Let us create and mean-center all twelve product indicators.
# create product indicator P11 from p1 and a1, and so on
prod = obs$p1 * obs$a1
obs$prod11 = prod - mean(prod)
prod = obs$p1 * obs$a2
obs$prod12 = prod - mean(prod)
prod = obs$p1 * obs$a3
obs$prod13 = prod - mean(prod)
prod = obs$p1 * obs$a4
obs$prod14 = prod - mean(prod)
prod = obs$p2 * obs$a1
obs$prod21 = prod - mean(prod)
prod = obs$p2 * obs$a2
obs$prod22 = prod - mean(prod)
prod = obs$p2 * obs$a3
obs$prod23 = prod - mean(prod)
prod = obs$p2 * obs$a4
obs$prod24 = prod - mean(prod)
prod = obs$p3 * obs$a1
obs$prod31 = prod - mean(prod)
prod = obs$p3 * obs$a2
obs$prod32 = prod - mean(prod)
prod = obs$p3 * obs$a3
obs$prod33 = prod - mean(prod)
prod = obs$p3 * obs$a4
obs$prod34 = prod - mean(prod)
head(obs, 2)
## p1 p2 p3 a1 a2 a3 a4 g1 g2
## 1 -0.8972 -2.7492 -3.1713 0.8809 -0.9212 -0.8941 -0.7989 -3.9499 -3.6146
## 2 -0.3747 0.3123 0.9813 -1.2064 -1.5410 -2.5108 -2.7350 0.1302 -0.3057
## g3 prod11 prod12 prod13 prod14 prod21 prod22 prod23 prod24
## 1 -2.207 -1.28853 0.5480 0.5931 0.06248 -2.9145 2.2534 2.202 1.557
## 2 -0.345 -0.04614 0.2989 0.7317 0.37059 -0.8695 -0.7607 -1.041 -1.494
## prod31 prod32 prod33 prod34
## 1 -3.194 2.700 2.705 1.971
## 2 -1.584 -1.734 -2.594 -3.247
Sometimes the total number of product indicators is too large, and the researcher must choose a subset of product indicators. Let us try to estimate the interaction model by choosing the following four product indicators \( p_1a_1, p_1a_2, p_2a_3, p_3a_4 \). Product indicators that share a constituent first-order indicator (i.e., \( p_1a_1 \) and \( p_1a_2 \) share \( p_1 \)) have residual covariance.
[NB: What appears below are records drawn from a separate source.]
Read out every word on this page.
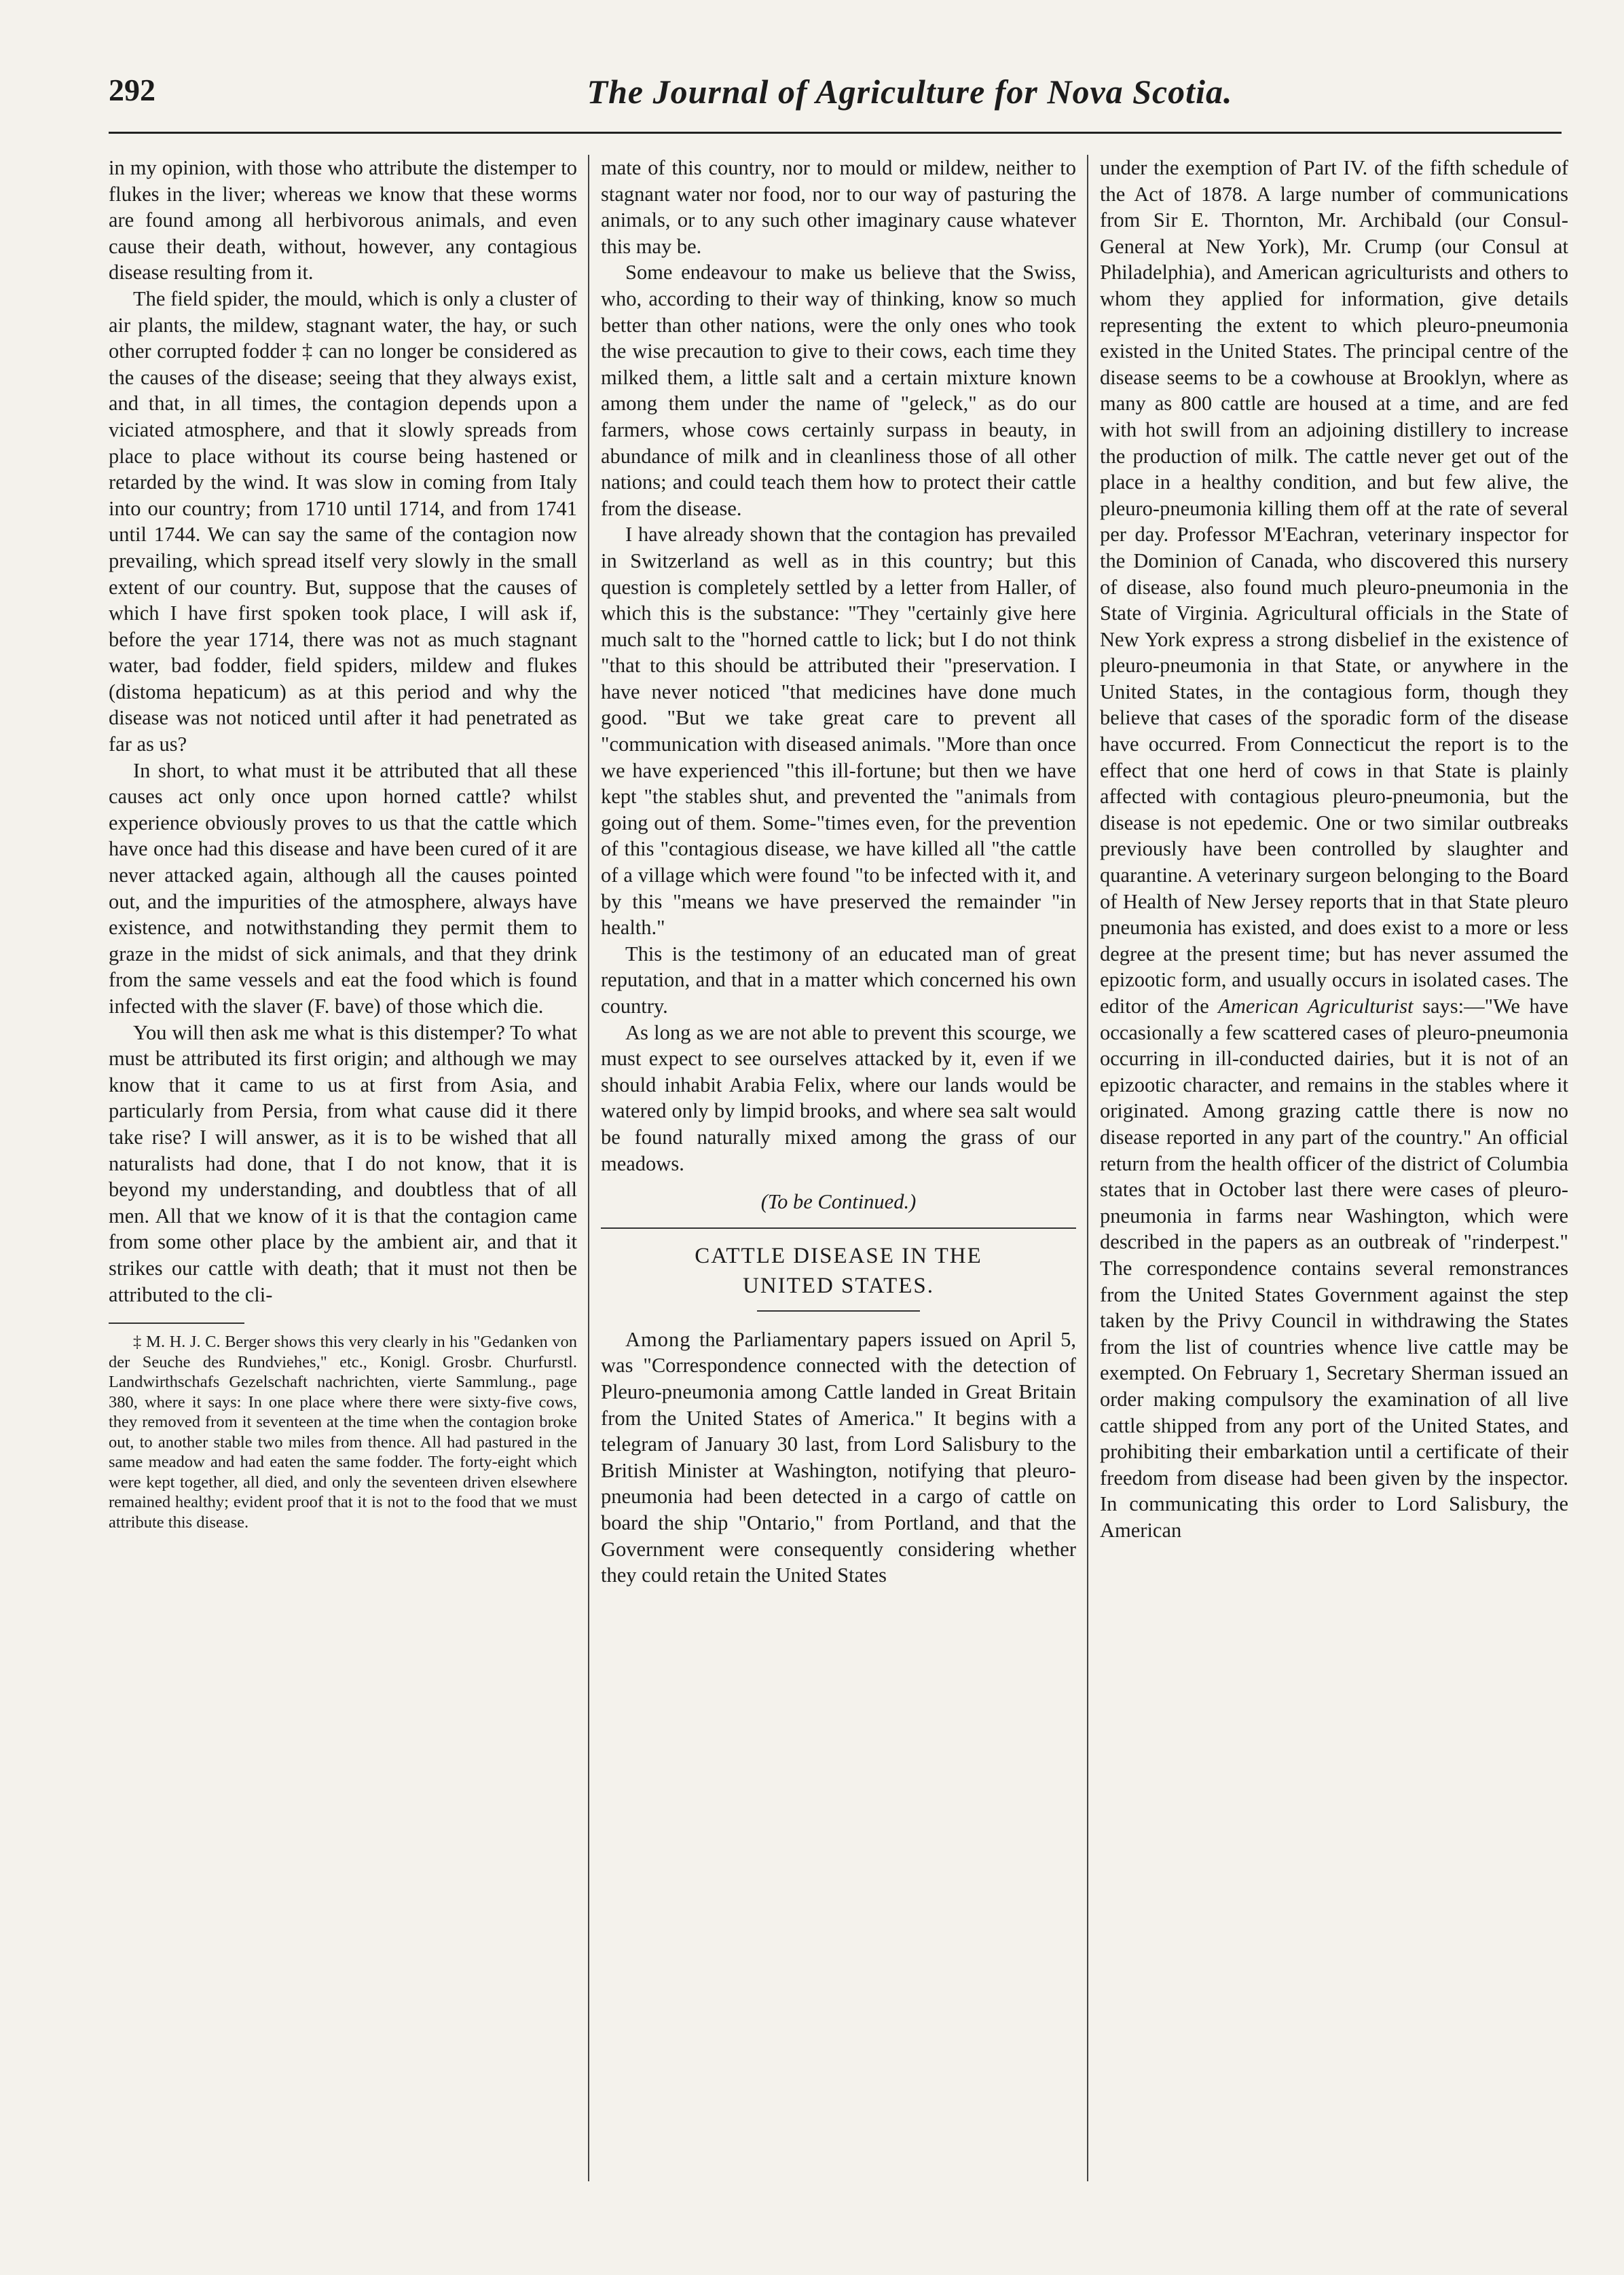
292	The Journal of Agriculture for Nova Scotia.

in my opinion, with those who attribute the distemper to flukes in the liver; whereas we know that these worms are found among all herbivorous animals, and even cause their death, without, however, any contagious disease resulting from it.

The field spider, the mould, which is only a cluster of air plants, the mildew, stagnant water, the hay, or such other corrupted fodder ‡ can no longer be considered as the causes of the disease; seeing that they always exist, and that, in all times, the contagion depends upon a viciated atmosphere, and that it slowly spreads from place to place without its course being hastened or retarded by the wind. It was slow in coming from Italy into our country; from 1710 until 1714, and from 1741 until 1744. We can say the same of the contagion now prevailing, which spread itself very slowly in the small extent of our country. But, suppose that the causes of which I have first spoken took place, I will ask if, before the year 1714, there was not as much stagnant water, bad fodder, field spiders, mildew and flukes (distoma hepaticum) as at this period and why the disease was not noticed until after it had penetrated as far as us?

In short, to what must it be attributed that all these causes act only once upon horned cattle? whilst experience obviously proves to us that the cattle which have once had this disease and have been cured of it are never attacked again, although all the causes pointed out, and the impurities of the atmosphere, always have existence, and notwithstanding they permit them to graze in the midst of sick animals, and that they drink from the same vessels and eat the food which is found infected with the slaver (F. bave) of those which die.

You will then ask me what is this distemper? To what must be attributed its first origin; and although we may know that it came to us at first from Asia, and particularly from Persia, from what cause did it there take rise? I will answer, as it is to be wished that all naturalists had done, that I do not know, that it is beyond my understanding, and doubtless that of all men. All that we know of it is that the contagion came from some other place by the ambient air, and that it strikes our cattle with death; that it must not then be attributed to the cli-

‡ M. H. J. C. Berger shows this very clearly in his "Gedanken von der Seuche des Rundviehes," etc., Konigl. Grosbr. Churfurstl. Landwirthschafs Gezelschaft nachrichten, vierte Sammlung., page 380, where it says: In one place where there were sixty-five cows, they removed from it seventeen at the time when the contagion broke out, to another stable two miles from thence. All had pastured in the same meadow and had eaten the same fodder. The forty-eight which were kept together, all died, and only the seventeen driven elsewhere remained healthy; evident proof that it is not to the food that we must attribute this disease.

mate of this country, nor to mould or mildew, neither to stagnant water nor food, nor to our way of pasturing the animals, or to any such other imaginary cause whatever this may be.

Some endeavour to make us believe that the Swiss, who, according to their way of thinking, know so much better than other nations, were the only ones who took the wise precaution to give to their cows, each time they milked them, a little salt and a certain mixture known among them under the name of "geleck," as do our farmers, whose cows certainly surpass in beauty, in abundance of milk and in cleanliness those of all other nations; and could teach them how to protect their cattle from the disease.

I have already shown that the contagion has prevailed in Switzerland as well as in this country; but this question is completely settled by a letter from Haller, of which this is the substance: "They "certainly give here much salt to the "horned cattle to lick; but I do not think "that to this should be attributed their "preservation. I have never noticed "that medicines have done much good. "But we take great care to prevent all "communication with diseased animals. "More than once we have experienced "this ill-fortune; but then we have kept "the stables shut, and prevented the "animals from going out of them. Some-"times even, for the prevention of this "contagious disease, we have killed all "the cattle of a village which were found "to be infected with it, and by this "means we have preserved the remainder "in health."

This is the testimony of an educated man of great reputation, and that in a matter which concerned his own country.

As long as we are not able to prevent this scourge, we must expect to see ourselves attacked by it, even if we should inhabit Arabia Felix, where our lands would be watered only by limpid brooks, and where sea salt would be found naturally mixed among the grass of our meadows.

(To be Continued.)

CATTLE DISEASE IN THE
UNITED STATES.

Among the Parliamentary papers issued on April 5, was "Correspondence connected with the detection of Pleuro-pneumonia among Cattle landed in Great Britain from the United States of America." It begins with a telegram of January 30 last, from Lord Salisbury to the British Minister at Washington, notifying that pleuro-pneumonia had been detected in a cargo of cattle on board the ship "Ontario," from Portland, and that the Government were consequently considering whether they could retain the United States

under the exemption of Part IV. of the fifth schedule of the Act of 1878. A large number of communications from Sir E. Thornton, Mr. Archibald (our Consul-General at New York), Mr. Crump (our Consul at Philadelphia), and American agriculturists and others to whom they applied for information, give details representing the extent to which pleuro-pneumonia existed in the United States. The principal centre of the disease seems to be a cowhouse at Brooklyn, where as many as 800 cattle are housed at a time, and are fed with hot swill from an adjoining distillery to increase the production of milk. The cattle never get out of the place in a healthy condition, and but few alive, the pleuro-pneumonia killing them off at the rate of several per day. Professor M'Eachran, veterinary inspector for the Dominion of Canada, who discovered this nursery of disease, also found much pleuro-pneumonia in the State of Virginia. Agricultural officials in the State of New York express a strong disbelief in the existence of pleuro-pneumonia in that State, or anywhere in the United States, in the contagious form, though they believe that cases of the sporadic form of the disease have occurred. From Connecticut the report is to the effect that one herd of cows in that State is plainly affected with contagious pleuro-pneumonia, but the disease is not epedemic. One or two similar outbreaks previously have been controlled by slaughter and quarantine. A veterinary surgeon belonging to the Board of Health of New Jersey reports that in that State pleuro pneumonia has existed, and does exist to a more or less degree at the present time; but has never assumed the epizootic form, and usually occurs in isolated cases. The editor of the American Agriculturist says:—"We have occasionally a few scattered cases of pleuro-pneumonia occurring in ill-conducted dairies, but it is not of an epizootic character, and remains in the stables where it originated. Among grazing cattle there is now no disease reported in any part of the country." An official return from the health officer of the district of Columbia states that in October last there were cases of pleuro-pneumonia in farms near Washington, which were described in the papers as an outbreak of "rinderpest." The correspondence contains several remonstrances from the United States Government against the step taken by the Privy Council in withdrawing the States from the list of countries whence live cattle may be exempted. On February 1, Secretary Sherman issued an order making compulsory the examination of all live cattle shipped from any port of the United States, and prohibiting their embarkation until a certificate of their freedom from disease had been given by the inspector. In communicating this order to Lord Salisbury, the American
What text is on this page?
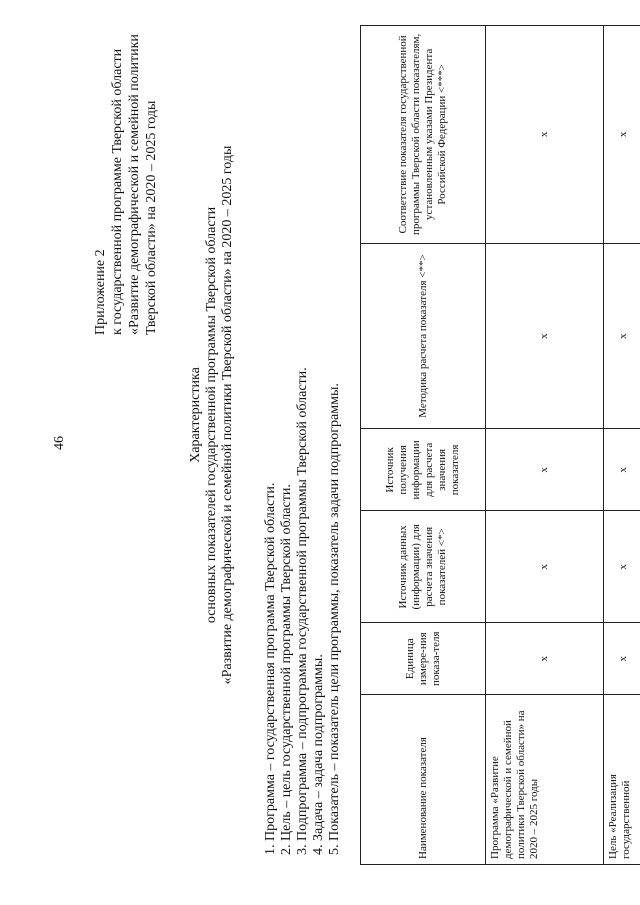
46
Приложение 2 к государственной программе Тверской области «Развитие демографической и семейной политики Тверской области» на 2020 – 2025 годы
Характеристика основных показателей государственной программы Тверской области «Развитие демографической и семейной политики Тверской области» на 2020 – 2025 годы 1. Программа – государственная программа Тверской области. 2. Цель – цель государственной программы Тверской области. 3. Подпрограмма – подпрограмма государственной программы Тверской области. 4. Задача – задача подпрограммы. 5. Показатель – показатель цели программы, показатель задачи подпрограммы.	Наименование показателя	Единица измере-ния показа-теля	Источник данных (информации) для расчета значения показателей <*>	Источник получения информации для расчета значения показателя	Методика расчета показателя <**>	Соответствие показателя государственной программы Тверской области показателям, установленным указами Президента Российской Федерации <***>
Программа «Развитие демографической и семейной политики Тверской области» на 2020 – 2025 годы	х	х	х	х	х
Цель «Реализация государственной	х	х	х	х	х
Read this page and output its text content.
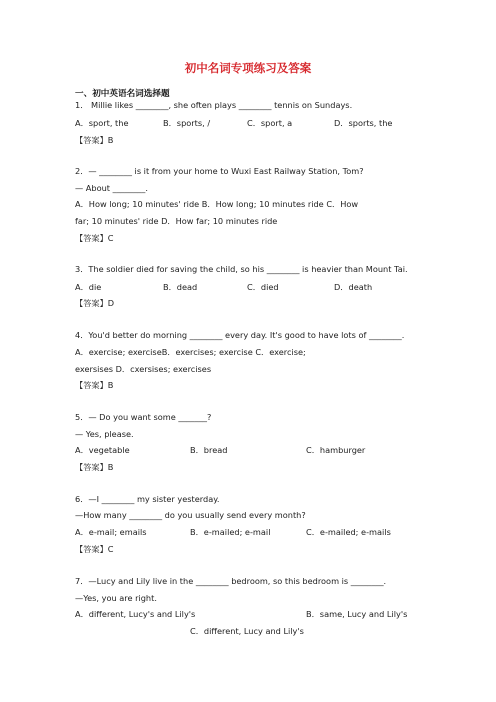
初中名词专项练习及答案
一、初中英语名词选择题
1． Millie likes ________, she often plays ________ tennis on Sundays.
A．sport, the	B．sports, /	C．sport, a	D．sports, the
【答案】B
2．— ________ is it from your home to Wuxi East Railway Station, Tom?
— About ________.
A．How long; 10 minutes' ride B．How long; 10 minutes ride C．How
far; 10 minutes' ride D．How far; 10 minutes ride
【答案】C
3．The soldier died for saving the child, so his ________ is heavier than Mount Tai.
A．die	B．dead	C．died	D．death
【答案】D
4．You'd better do morning ________ every day. It's good to have lots of ________.
A．exercise; exerciseB．exercises; exercise C．exercise;
exersises D．cxersises; exercises
【答案】B
5．— Do you want some _______?
— Yes, please.
A．vegetable	B．bread	C．hamburger
【答案】B
6．—I ________ my sister yesterday.
—How many ________ do you usually send every month?
A．e-mail; emails	B．e-mailed; e-mail	C．e-mailed; e-mails
【答案】C
7．—Lucy and Lily live in the ________ bedroom, so this bedroom is ________.
—Yes, you are right.
A．different, Lucy's and Lily's	B．same, Lucy and Lily's
C．different, Lucy and Lily's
interaction.model.1 = "GC =~ g1+g2+g3; PBC =~ p1+p2+p3; ATT =~ a1+a2+a3+a4; INT =~ prod11+prod12+prod23+prod34; GC ~ PBC + ATT+INT; prod11 ~~prod12"
int1.f = sem(interaction.model.1, data = obs)
summary(int1.f)
## lavaan (0.5-16) converged normally after 71 iterations
##
## Number of observations 500
##
## Estimator ML
## Minimum Function Test Statistic 47.446
## Degrees of freedom 70
## P-value (Chi-square) 0.982
##
## Parameter estimates:
##
## Information Expected
## Standard Errors Standard
##
## Estimate Std.err Z-value P(>|z|)
## Latent variables:
## GC =~
## g1 1.000
## g2 1.073 0.038 28.207 0.000
## g3 0.767 0.033 22.908 0.000
## PBC =~
## p1 1.000
## p2 0.975 0.036 27.071 0.000
## p3 0.726 0.037 19.617 0.000
## ATT =~
## a1 1.000
## a2 0.587 0.040 14.555 0.000
## a3 0.633 0.067 9.384 0.000
## a4 0.988 0.069 14.289 0.000
## INT =~
## prod11 1.000
## prod12 0.557 0.064 8.660 0.000
## prod23 0.769 0.146 5.270 0.000
## prod34 0.868 0.159 5.474 0.000
##
## Regressions:
## GC ~
## PBC 0.473 0.054 8.845 0.000
## ATT 0.315 0.067 4.677 0.000
## INT 0.224 0.062 3.636 0.000
##
## Covariances:
## prod11 ~~
## prod12 0.430 0.345 1.246 0.213
## PBC ~~
## ATT 0.519 0.115 4.531 0.000
## INT 0.557 0.182 3.055 0.002
## ATT ~~
## INT -0.026 0.144 -0.181 0.857
##
## Variances:
## g1 1.194 0.111
## g2 0.548 0.099
## g3 1.202 0.091
## p1 0.433 0.077
## p2 0.664 0.080
## p3 1.379 0.097
## a1 0.402 0.088
## a2 0.668 0.052
## a3 2.860 0.189
## a4 2.052 0.157
## prod11 2.939 0.615
## prod12 2.200 0.265
## prod23 9.724 0.715
## prod34 8.395 0.691
## GC 2.552 0.227
## PBC 2.839 0.217
## ATT 1.741 0.158
## INT 3.383 0.685
With this choice of product indicator configuration \( \hat{\gamma}_3= \) 0.2244. Note that the true underlying population parameter is \( \gamma_3= \) 0.2
Let us choose some other reasonable set of product indicators: \( p_1a_4, p_2a_1, p_3a_2 \).
interaction.model.2 = "GC =~ g1+g2+g3; PBC =~ p1+p2+p3; ATT =~ a1+a2+a3+a4; INT =~ prod14+prod21+prod32; GC ~ PBC + ATT+INT;"
int2.f = sem(interaction.model.2, data = obs)
subset(parameterestimates(int2.f), lhs == "GC" & op == "~")
## lhs op rhs est se z pvalue ci.lower ci.upper
## 1 GC ~ PBC 0.484 0.054 9.035 0.000 0.379 0.589
## 2 GC ~ ATT 0.325 0.068 4.760 0.000 0.191 0.458
## 3 GC ~ INT 0.159 0.048 3.317 0.001 0.065 0.254
Now the estimated effect, although still highly significant, is different: \( \hat{\gamma}_3= \) 0.1593. So the product indicator approach inherently contains ambiguity (Foldnes, N., & Hagtvet, K. A. (2014). The choice of product indicators in latent variable interaction models: Post hoc analyses. Psychological Methods.)